A 21.0 kg cannon ball is fired from a cannon with a muzzle speed of 1100 m/s at an angle of 37.3° with the horizontal. A second ball is fired at an angle of 90.0°. Use the law of conservation of mechanical energy to find

(b) the total mechanical energy at the maximum height for each ball. Let y = 0 at the cannon.


in (a), i had to find the height for each ball, which i did using ( mv^2/2 ) - mgh = 0

i found the first ball to be 2.27e4 m/s (using 1100sin37.3)
and the second ball to be 6.17e4

now i can find the mech energy

do you use ( mv^2/2 ) + mgh = Mech E

(i simplified changed in PE and changed in KE in the above equation)

and then add the two Mech Energies?

 

[arildno]

You will get the right answer in (a) by using (( mv^2/2 ) - mgh = 0), if v is your vertical initial speed.

But how did you reason to get this formula?

 

[physics phan]

I used the vertical velocity

in a part 1, i did 1100sin37.3 for v, and in part 2, it was a 90 degree angle

i got this formula because that's what we've been using in class... although i just posted the simplified version of it... the part where we started plugging in numbers

 

[arildno]

OK, let's go to part (b).
What does "conservation" mean?
I, at least, mean that when some quantity is conserved (in time, for example), it doesn't change it's value (in time) (Agreed?)
Therefore, a cannonball's mechanical energy does not change its value from the moment (when it is shot out from the cannon) to its "final" moment (when it has reached the top).
Was this helpful?

 

[physics phan]

OK, let's go to part (b).
What does "conservation" mean?
I, at least, mean that when some quantity is conserved (in time, for example), it doesn't change it's value (in time) (Agreed?)
Therefore, a cannonball's mechanical energy does not change its value from the moment (when it is shot out from the cannon) to its "final" moment (when it has reached the top).
Was this helpful?

I understand what you are saying but I am not quite sure what to do still...

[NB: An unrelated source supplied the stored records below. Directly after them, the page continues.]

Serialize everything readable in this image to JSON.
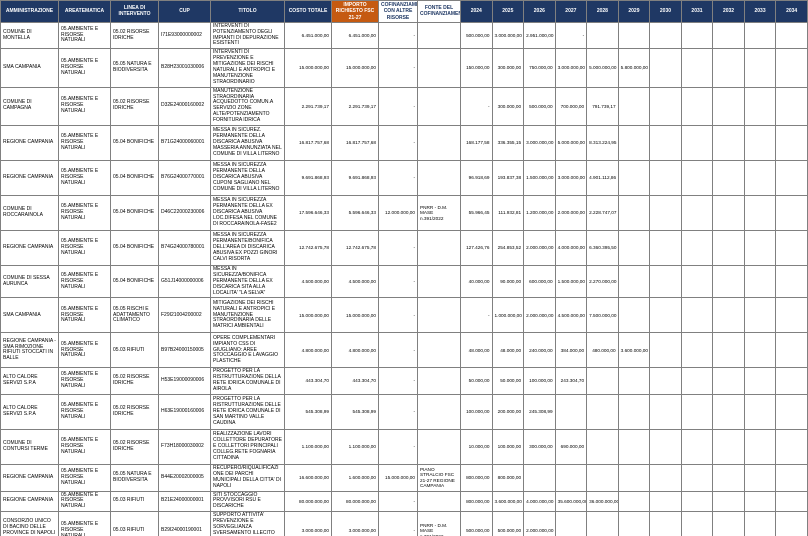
{
  "colors": {
    "header_bg": "#1f3864",
    "importo_header_bg": "#c55a11",
    "grid_line": "#808080"
  },
  "header": {
    "columns": [
      "AMMINISTRAZIONE",
      "AREATEMATICA",
      "LINEA DI INTERVENTO",
      "CUP",
      "TITOLO",
      "COSTO TOTALE",
      "IMPORTO RICHIESTO FSC 21-27",
      "COFINANZIAMENTO CON ALTRE RISORSE",
      "FONTE DEL COFINANZIAMENTO"
    ],
    "years": [
      "2024",
      "2025",
      "2026",
      "2027",
      "2028",
      "2029",
      "2030",
      "2031",
      "2032",
      "2033",
      "2034"
    ]
  },
  "rows": [
    {
      "amministrazione": "COMUNE DI MONTELLA",
      "area": "05.AMBIENTE E RISORSE NATURALI",
      "linea": "05.02 RISORSE IDRICHE",
      "cup": "I71E93000000002",
      "titolo": "INTERVENTI DI POTENZIAMENTO DEGLI IMPIANTI DI DEPURAZIONE ESISTENTI",
      "costo": "6.451.000,00",
      "importo": "6.451.000,00",
      "cofinanziamento": "-",
      "fonte": "",
      "anni": [
        "500.000,00",
        "3.000.000,00",
        "2.951.000,00",
        "-",
        "",
        "",
        "",
        "",
        "",
        "",
        ""
      ]
    },
    {
      "amministrazione": "SMA CAMPANIA",
      "area": "05.AMBIENTE E RISORSE NATURALI",
      "linea": "05.05 NATURA E BIODIVERSITA",
      "cup": "B28H23001030006",
      "titolo": "INTERVENTI DI PREVENZIONE E MITIGAZIONE DEI RISCHI NATURALI E ANTROPICI E MANUTENZIONE STRAORDINARIO",
      "costo": "15.000.000,00",
      "importo": "15.000.000,00",
      "cofinanziamento": "-",
      "fonte": "",
      "anni": [
        "150.000,00",
        "300.000,00",
        "750.000,00",
        "3.000.000,00",
        "5.000.000,00",
        "5.800.000,00",
        "",
        "",
        "",
        "",
        ""
      ]
    },
    {
      "amministrazione": "COMUNE DI CAMPAGNA",
      "area": "05.AMBIENTE E RISORSE NATURALI",
      "linea": "05.02 RISORSE IDRICHE",
      "cup": "D32E24000160002",
      "titolo": "MANUTENZIONE STRAORDINARIA ACQUEDOTTO COMUN.A SERVIZIO ZONE ALTE/POTENZIAMENTO FORNITURA IDRICA",
      "costo": "2.291.739,17",
      "importo": "2.291.739,17",
      "cofinanziamento": "-",
      "fonte": "",
      "anni": [
        "-",
        "300.000,00",
        "500.000,00",
        "700.000,00",
        "791.739,17",
        "",
        "",
        "",
        "",
        "",
        ""
      ]
    },
    {
      "amministrazione": "REGIONE CAMPANIA",
      "area": "05.AMBIENTE E RISORSE NATURALI",
      "linea": "05.04 BONIFICHE",
      "cup": "B71G24000060001",
      "titolo": "MESSA IN SICUREZ. PERMANENTE DELLA DISCARICA ABUSIVA MASSERIA ANNUNZIATA NEL COMUNE DI VILLA LITERNO",
      "costo": "16.817.757,68",
      "importo": "16.817.757,68",
      "cofinanziamento": "-",
      "fonte": "",
      "anni": [
        "168.177,58",
        "336.355,15",
        "3.000.000,00",
        "5.000.000,00",
        "8.313.224,95",
        "",
        "",
        "",
        "",
        "",
        ""
      ]
    },
    {
      "amministrazione": "REGIONE CAMPANIA",
      "area": "05.AMBIENTE E RISORSE NATURALI",
      "linea": "05.04 BONIFICHE",
      "cup": "B76G24000770001",
      "titolo": "MESSA IN SICUREZZA PERMANENTE DELLA DISCARICA ABUSIVA CUPONI SAGLIANO NEL COMUNE DI VILLA LITERNO",
      "costo": "9.691.868,93",
      "importo": "9.691.868,93",
      "cofinanziamento": "-",
      "fonte": "",
      "anni": [
        "96.918,69",
        "193.837,38",
        "1.500.000,00",
        "3.000.000,00",
        "4.901.112,86",
        "",
        "",
        "",
        "",
        "",
        ""
      ]
    },
    {
      "amministrazione": "COMUNE DI ROCCARAINOLA",
      "area": "05.AMBIENTE E RISORSE NATURALI",
      "linea": "05.04 BONIFICHE",
      "cup": "D46C22000230006",
      "titolo": "MESSA IN SICUREZZA PERMANENTE DELLA EX DISCARICA ABUSIVA LOC.DIFESA NEL COMUNE DI ROCCARAINOLA-FASE2",
      "costo": "17.596.646,33",
      "importo": "5.596.646,33",
      "cofinanziamento": "12.000.000,00",
      "fonte": "PNRR - D.M. MASE n.391/2022",
      "anni": [
        "55.966,45",
        "111.932,81",
        "1.200.000,00",
        "2.000.000,00",
        "2.228.747,07",
        "",
        "",
        "",
        "",
        "",
        ""
      ]
    },
    {
      "amministrazione": "REGIONE CAMPANIA",
      "area": "05.AMBIENTE E RISORSE NATURALI",
      "linea": "05.04 BONIFICHE",
      "cup": "B74G24000780001",
      "titolo": "MESSA IN SICUREZZA PERMANENTE/BONIFICA DELL'AREA DI DISCARICA ABUSIVA EX POZZI GINORI CALVI RISORTA",
      "costo": "12.742.675,78",
      "importo": "12.742.675,78",
      "cofinanziamento": "-",
      "fonte": "",
      "anni": [
        "127.426,76",
        "254.853,52",
        "2.000.000,00",
        "4.000.000,00",
        "6.360.395,50",
        "",
        "",
        "",
        "",
        "",
        ""
      ]
    },
    {
      "amministrazione": "COMUNE DI SESSA AURUNCA",
      "area": "05.AMBIENTE E RISORSE NATURALI",
      "linea": "05.04 BONIFICHE",
      "cup": "G51J14000000006",
      "titolo": "MESSA IN SICUREZZA/BONIFICA PERMANENTE DELLA EX DISCARICA SITA ALLA LOCALITA' \"LA SELVA\"",
      "costo": "4.500.000,00",
      "importo": "4.500.000,00",
      "cofinanziamento": "-",
      "fonte": "",
      "anni": [
        "40.000,00",
        "90.000,00",
        "600.000,00",
        "1.500.000,00",
        "2.270.000,00",
        "",
        "",
        "",
        "",
        "",
        ""
      ]
    },
    {
      "amministrazione": "SMA CAMPANIA",
      "area": "05.AMBIENTE E RISORSE NATURALI",
      "linea": "05.05 RISCHI E ADATTAMENTO CLIMATICO",
      "cup": "F29I21004200002",
      "titolo": "MITIGAZIONE DEI RISCHI NATURALI E ANTROPICI E MANUTENZIONE STRAORDINARIA DELLE MATRICI AMBIENTALI",
      "costo": "15.000.000,00",
      "importo": "15.000.000,00",
      "cofinanziamento": "-",
      "fonte": "",
      "anni": [
        "-",
        "1.000.000,00",
        "2.000.000,00",
        "4.500.000,00",
        "7.500.000,00",
        "",
        "",
        "",
        "",
        "",
        ""
      ]
    },
    {
      "amministrazione": "REGIONE CAMPANIA - SMA RIMOZIONE RIFIUTI STOCCATI IN BALLE",
      "area": "05.AMBIENTE E RISORSE NATURALI",
      "linea": "05.03 RIFIUTI",
      "cup": "B97B24000150005",
      "titolo": "OPERE COMPLEMENTARI IMPIANTO CSS DI GIUGLIANO: AREE STOCCAGGIO E LAVAGGIO PLASTICHE",
      "costo": "4.800.000,00",
      "importo": "4.800.000,00",
      "cofinanziamento": "-",
      "fonte": "",
      "anni": [
        "48.000,00",
        "48.000,00",
        "240.000,00",
        "384.000,00",
        "480.000,00",
        "3.600.000,00",
        "",
        "",
        "",
        "",
        ""
      ]
    },
    {
      "amministrazione": "ALTO CALORE SERVIZI S.P.A",
      "area": "05.AMBIENTE E RISORSE NATURALI",
      "linea": "05.02 RISORSE IDRICHE",
      "cup": "H53E19000090006",
      "titolo": "PROGETTO PER LA RISTRUTTURAZIONE DELLA RETE IDRICA COMUNALE DI AIROLA",
      "costo": "443.304,70",
      "importo": "443.304,70",
      "cofinanziamento": "-",
      "fonte": "",
      "anni": [
        "50.000,00",
        "50.000,00",
        "100.000,00",
        "243.304,70",
        "",
        "",
        "",
        "",
        "",
        "",
        ""
      ]
    },
    {
      "amministrazione": "ALTO CALORE SERVIZI S.P.A",
      "area": "05.AMBIENTE E RISORSE NATURALI",
      "linea": "05.02 RISORSE IDRICHE",
      "cup": "H63E19000160006",
      "titolo": "PROGETTO PER LA RISTRUTTURAZIONE DELLE RETE IDRICA COMUNALE DI SAN MARTINO VALLE CAUDINA",
      "costo": "545.308,99",
      "importo": "545.308,99",
      "cofinanziamento": "-",
      "fonte": "",
      "anni": [
        "100.000,00",
        "200.000,00",
        "245.308,99",
        "",
        "",
        "",
        "",
        "",
        "",
        "",
        ""
      ]
    },
    {
      "amministrazione": "COMUNE DI CONTURSI TERME",
      "area": "05.AMBIENTE E RISORSE NATURALI",
      "linea": "05.02 RISORSE IDRICHE",
      "cup": "F73H18000030002",
      "titolo": "REALIZZAZIONE LAVORI COLLETTORE DEPURATORE E COLLETTORI PRINCIPALI COLLEG.RETE FOGNARIA CITTADINA",
      "costo": "1.100.000,00",
      "importo": "1.100.000,00",
      "cofinanziamento": "-",
      "fonte": "",
      "anni": [
        "10.000,00",
        "100.000,00",
        "300.000,00",
        "690.000,00",
        "",
        "",
        "",
        "",
        "",
        "",
        ""
      ]
    },
    {
      "amministrazione": "REGIONE CAMPANIA",
      "area": "05.AMBIENTE E RISORSE NATURALI",
      "linea": "05.05 NATURA E BIODIVERSITA",
      "cup": "B44E20002000005",
      "titolo": "RECUPERO/RIQUALIFICAZIONE DEI PARCHI MUNICIPALI DELLA CITTA' DI NAPOLI",
      "costo": "16.600.000,00",
      "importo": "1.600.000,00",
      "cofinanziamento": "15.000.000,00",
      "fonte": "PIANO STRALCIO FSC 21-27 REGIONE CAMPANIA",
      "anni": [
        "800.000,00",
        "800.000,00",
        "",
        "",
        "",
        "",
        "",
        "",
        "",
        "",
        ""
      ]
    },
    {
      "amministrazione": "REGIONE CAMPANIA",
      "area": "05.AMBIENTE E RISORSE NATURALI",
      "linea": "05.03 RIFIUTI",
      "cup": "B21E24000000001",
      "titolo": "SITI STOCCAGGIO PROVVISORI RSU E DISCARICHE",
      "costo": "80.000.000,00",
      "importo": "80.000.000,00",
      "cofinanziamento": "-",
      "fonte": "",
      "anni": [
        "800.000,00",
        "3.600.000,00",
        "4.000.000,00",
        "35.600.000,00",
        "36.000.000,00",
        "",
        "",
        "",
        "",
        "",
        ""
      ]
    },
    {
      "amministrazione": "CONSORZIO UNICO DI BACINO DELLE PROVINCE DI NAPOLI E CASERTA",
      "area": "05.AMBIENTE E RISORSE NATURALI",
      "linea": "05.03 RIFIUTI",
      "cup": "B29I24000190001",
      "titolo": "SUPPORTO ATTIVITA' PREVENZIONE E SORVEGLIANZA SVERSAMENTO ILLECITO DEI RIFIUTI NEI CORPI IDRICI",
      "costo": "3.000.000,00",
      "importo": "3.000.000,00",
      "cofinanziamento": "-",
      "fonte": "PNRR - D.M. MASE n.391/2022",
      "anni": [
        "500.000,00",
        "500.000,00",
        "2.000.000,00",
        "",
        "",
        "",
        "",
        "",
        "",
        "",
        ""
      ]
    }
  ]
}
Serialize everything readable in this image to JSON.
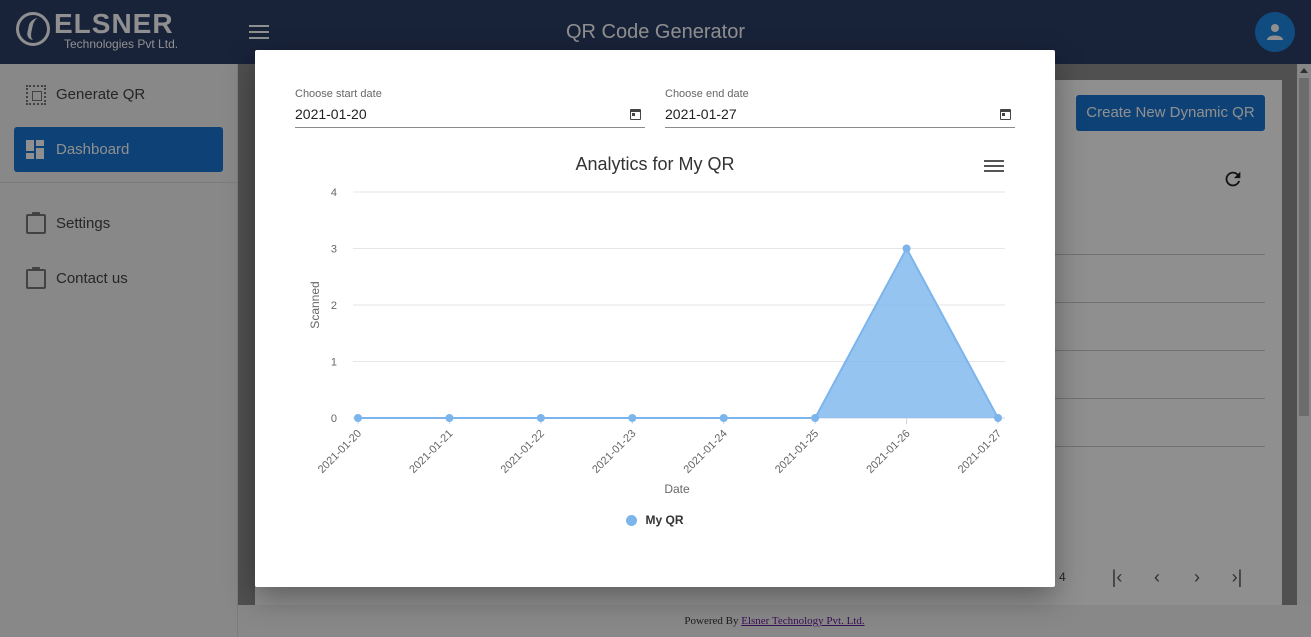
{
  "app": {
    "logo_name": "ELSNER",
    "logo_sub": "Technologies Pvt Ltd.",
    "title": "QR Code Generator",
    "menu_icon": "menu-icon",
    "avatar_icon": "user-icon"
  },
  "sidebar": {
    "items": [
      {
        "label": "Generate QR",
        "icon": "qr-grid-icon"
      },
      {
        "label": "Dashboard",
        "icon": "dashboard-icon",
        "active": true
      },
      {
        "label": "Settings",
        "icon": "clipboard-icon"
      },
      {
        "label": "Contact us",
        "icon": "clipboard-icon"
      }
    ]
  },
  "main": {
    "create_button": "Create New Dynamic QR",
    "pager_count": "4"
  },
  "footer": {
    "prefix": "Powered By",
    "link": "Elsner Technology Pvt. Ltd."
  },
  "modal": {
    "start_date": {
      "label": "Choose start date",
      "value": "2021-01-20"
    },
    "end_date": {
      "label": "Choose end date",
      "value": "2021-01-27"
    }
  },
  "colors": {
    "topbar": "#2c3e66",
    "accent": "#1976d2",
    "series": "#7cb5ec"
  },
  "chart_data": {
    "type": "area",
    "title": "Analytics for My QR",
    "xlabel": "Date",
    "ylabel": "Scanned",
    "categories": [
      "2021-01-20",
      "2021-01-21",
      "2021-01-22",
      "2021-01-23",
      "2021-01-24",
      "2021-01-25",
      "2021-01-26",
      "2021-01-27"
    ],
    "series": [
      {
        "name": "My QR",
        "values": [
          0,
          0,
          0,
          0,
          0,
          0,
          3,
          0
        ]
      }
    ],
    "ylim": [
      0,
      4
    ],
    "yticks": [
      0,
      1,
      2,
      3,
      4
    ],
    "grid": true,
    "legend": "bottom-center"
  }
}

i am confused why they told us why the cannon is at y=0... unless that is just to tell us to add two positives

also, i am not sure how to find mech energy... we went over it in class for just a couple minutes and have no clue how to derive a proper formula for this problem

 

[arildno]

Ok, here's some more:
I assume your teacher has told you that mechanical energy consists of two parts:
1. Kinetic energy
2. Potential energy
When you meet the phrase "total mechanical energy" that just means "kinetic energy + potential energy"

Why y=0?
How does this equation enable you to calculate the potential energy at the initial level, i.e. where the cannon is?

 

[physics phan]

i got it

it was 1/2 mv^2

sheeeesh x 1000


why didn't you tell me it was that easy

cmon oslo boy


keep it real dawg, aight